[]

kimdir bunlar? iyiler mi, kötüler mi? genel olarak, plaza insanları...

haha başlığa bak, milliyet pazar ekine yazıyorum sanki. istemsizce oluştu.

daha önce buna benzer bir duyuru vardı. bir arkadaşımız bir yıldır işsiz olduğunu, iş hayatına girmekten, özgürlüğünün kısıtlanmasından korktuğunu falan yazmıştı özetle. ben de okulu bitirmesine en az 4 yıl olmasına rağmen aynı korkuları yaşayan biriyim.

sözlükte güzel bir beyaz yakalı entry'si girilmiş, tavsiye ederim: eksisozluk.com

***

sormak istiyorum, hem beyaz yakalılara hem de onları tanıyanlara... anlatılanlar ne kadar doğru? mesela siz starbucks ve fasıl tutkunu bir beyaz yakalı olmaktan memnuniyet mi duyarsınız, "ya işsiz güçsüz ibneler dalga geçiyo işte aklınca, işimiz gücümüz var çalışıyoz işte, paramız var çok şükür" falan mı dersiniz yoksa o ortamdan nefret ediyor musunuz?

ne ulan bu beyaz yakalı? hangimiz beyaz yakalıyız? kim bu insanlar? ne yerler, ne içerler? mutsuzlarsa eğer, neden beyaz yakalı olmuşlardır?

millet finalleri dert edip ağlar ben "okul bitince beyaz yakalı olursam pff :((" diye gaza geliyorum, işin ilginç tarafı okulu falan da bitirmiyorum.
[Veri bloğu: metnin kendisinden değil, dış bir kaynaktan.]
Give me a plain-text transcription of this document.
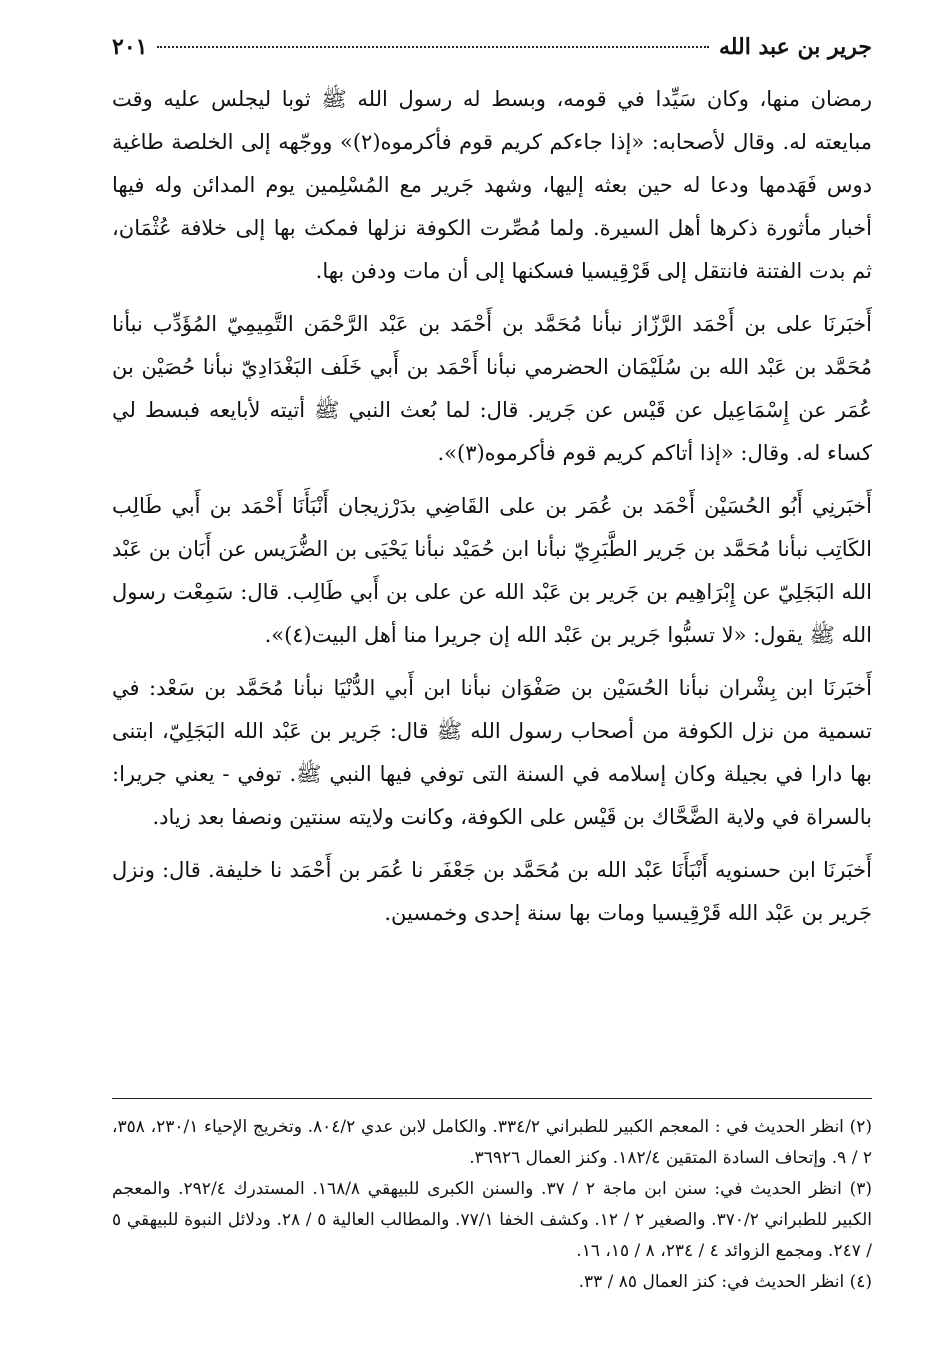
جرير بن عبد الله
٢٠١

رمضان منها، وكان سَيِّدا في قومه، وبسط له رسول الله ﷺ ثوبا ليجلس عليه وقت مبايعته له. وقال لأصحابه: «إذا جاءكم كريم قوم فأكرموه(٢)» ووجّهه إلى الخلصة طاغية دوس فَهَدمها ودعا له حين بعثه إليها، وشهد جَرير مع المُسْلِمين يوم المدائن وله فيها أخبار مأثورة ذكرها أهل السيرة. ولما مُصِّرت الكوفة نزلها فمكث بها إلى خلافة عُثْمَان، ثم بدت الفتنة فانتقل إلى قَرْقِيسيا فسكنها إلى أن مات ودفن بها.

أَخبَرنَا على بن أَحْمَد الرَّزّاز نبأنا مُحَمَّد بن أَحْمَد بن عَبْد الرَّحْمَن التَّمِيمِيّ المُؤَدِّب نبأنا مُحَمَّد بن عَبْد الله بن سُلَيْمَان الحضرمي نبأنا أَحْمَد بن أَبي خَلَف البَغْدَادِيّ نبأنا حُصَيْن بن عُمَر عن إِسْمَاعِيل عن قَيْس عن جَرير. قال: لما بُعث النبي ﷺ أتيته لأبايعه فبسط لي كساء له. وقال: «إذا أتاكم كريم قوم فأكرموه(٣)».

أَخبَرنِي أَبُو الحُسَيْن أَحْمَد بن عُمَر بن على القَاضِي بدَرْزيجان أَنْبَأَنَا أَحْمَد بن أَبي طَالِب الكَاتِب نبأنا مُحَمَّد بن جَرير الطَّبَرِيّ نبأنا ابن حُمَيْد نبأنا يَحْيَى بن الضُّرَيس عن أَبَان بن عَبْد الله البَجَلِيّ عن إِبْرَاهِيم بن جَرير بن عَبْد الله عن على بن أَبي طَالِب. قال: سَمِعْت رسول الله ﷺ يقول: «لا تسبُّوا جَرير بن عَبْد الله إن جريرا منا أهل البيت(٤)».

أَخبَرنَا ابن بِشْران نبأنا الحُسَيْن بن صَفْوَان نبأنا ابن أَبي الدُّنْيَا نبأنا مُحَمَّد بن سَعْد: في تسمية من نزل الكوفة من أصحاب رسول الله ﷺ قال: جَرير بن عَبْد الله البَجَلِيّ، ابتنى بها دارا في بجيلة وكان إسلامه في السنة التى توفي فيها النبي ﷺ. توفي - يعني جريرا: بالسراة في ولاية الضَّحَّاك بن قَيْس على الكوفة، وكانت ولايته سنتين ونصفا بعد زياد.

أَخبَرنَا ابن حسنويه أَنْبَأَنَا عَبْد الله بن مُحَمَّد بن جَعْفَر نا عُمَر بن أَحْمَد نا خليفة. قال: ونزل جَرير بن عَبْد الله قَرْقِيسيا ومات بها سنة إحدى وخمسين.

(٢) انظر الحديث في : المعجم الكبير للطبراني ٣٣٤/٢. والكامل لابن عدي ٨٠٤/٢. وتخريج الإحياء ٢٣٠/١، ٣٥٨، ٢ / ٩. وإتحاف السادة المتقين ١٨٢/٤. وكنز العمال ٣٦٩٢٦.

(٣) انظر الحديث في: سنن ابن ماجة ٢ / ٣٧. والسنن الكبرى للبيهقي ١٦٨/٨. المستدرك ٢٩٢/٤. والمعجم الكبير للطبراني ٣٧٠/٢. والصغير ٢ / ١٢. وكشف الخفا ٧٧/١. والمطالب العالية ٥ / ٢٨. ودلائل النبوة للبيهقي ٥ / ٢٤٧. ومجمع الزوائد ٤ / ٢٣٤، ٨ / ١٥، ١٦.

(٤) انظر الحديث في: كنز العمال ٨٥ / ٣٣.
beyaz yakalı abilerim ablalarım, anlatın, öğretin lütfen.

 
Az bile anlatmış, o kadar söyleyeyim.


  • calucifer  (21.04.14 14:41:28) 
Aksiyona geçen, skeculına bakması gereken, toplantı set eden ve third partylerle devamlı bir alıp veremedikleri olan insanlar.

onedio.com

"ya işsiz güçsüz ibneler dalga geçiyo işte aklınca, işimiz gücümüz var çalışıyoz işte, paramız var çok şükür" kafasının olmadığına emin ol :D Geri kalanı için fazlası var, eksiği yok.
  • pandispanya  (21.04.14 14:47:20) 
"ya işsiz güçsüz ibneler dalga geçiyo işte aklınca, işimiz gücümüz var çalışıyoz işte, paramız var çok şükür" gerçi ben hukuk danışmanlığı ve avukatlık yaptım. başka sektörlerde durum farklı olabilir.

unutma ki saçma sapan, gösteriş meraklısı, yapay ve şekilci insanlar her ortamda karşına çıkacaktır.

hem önyargılı olma, hem de office space'i seyret demek istiyorum.
  • m e l t e m  (21.04.14 14:48:12 ~ 14:49:52) 
plaza insani diyorlar bunlara biraz da, maslak civarinda filan calisirlar istanbuldalarsa. "multi-national"in bir sirkette hatta.

maillerinin sonuna fyi yazarlar, ilk gordugumde random guldu bu kadin demistim ben, plaza kadini boyle mi oluyor la dedim. sonra internette arastirdim, "for your information" demekmis. bilginize demenin baska bir yolu. daha havali, daha "sofistike".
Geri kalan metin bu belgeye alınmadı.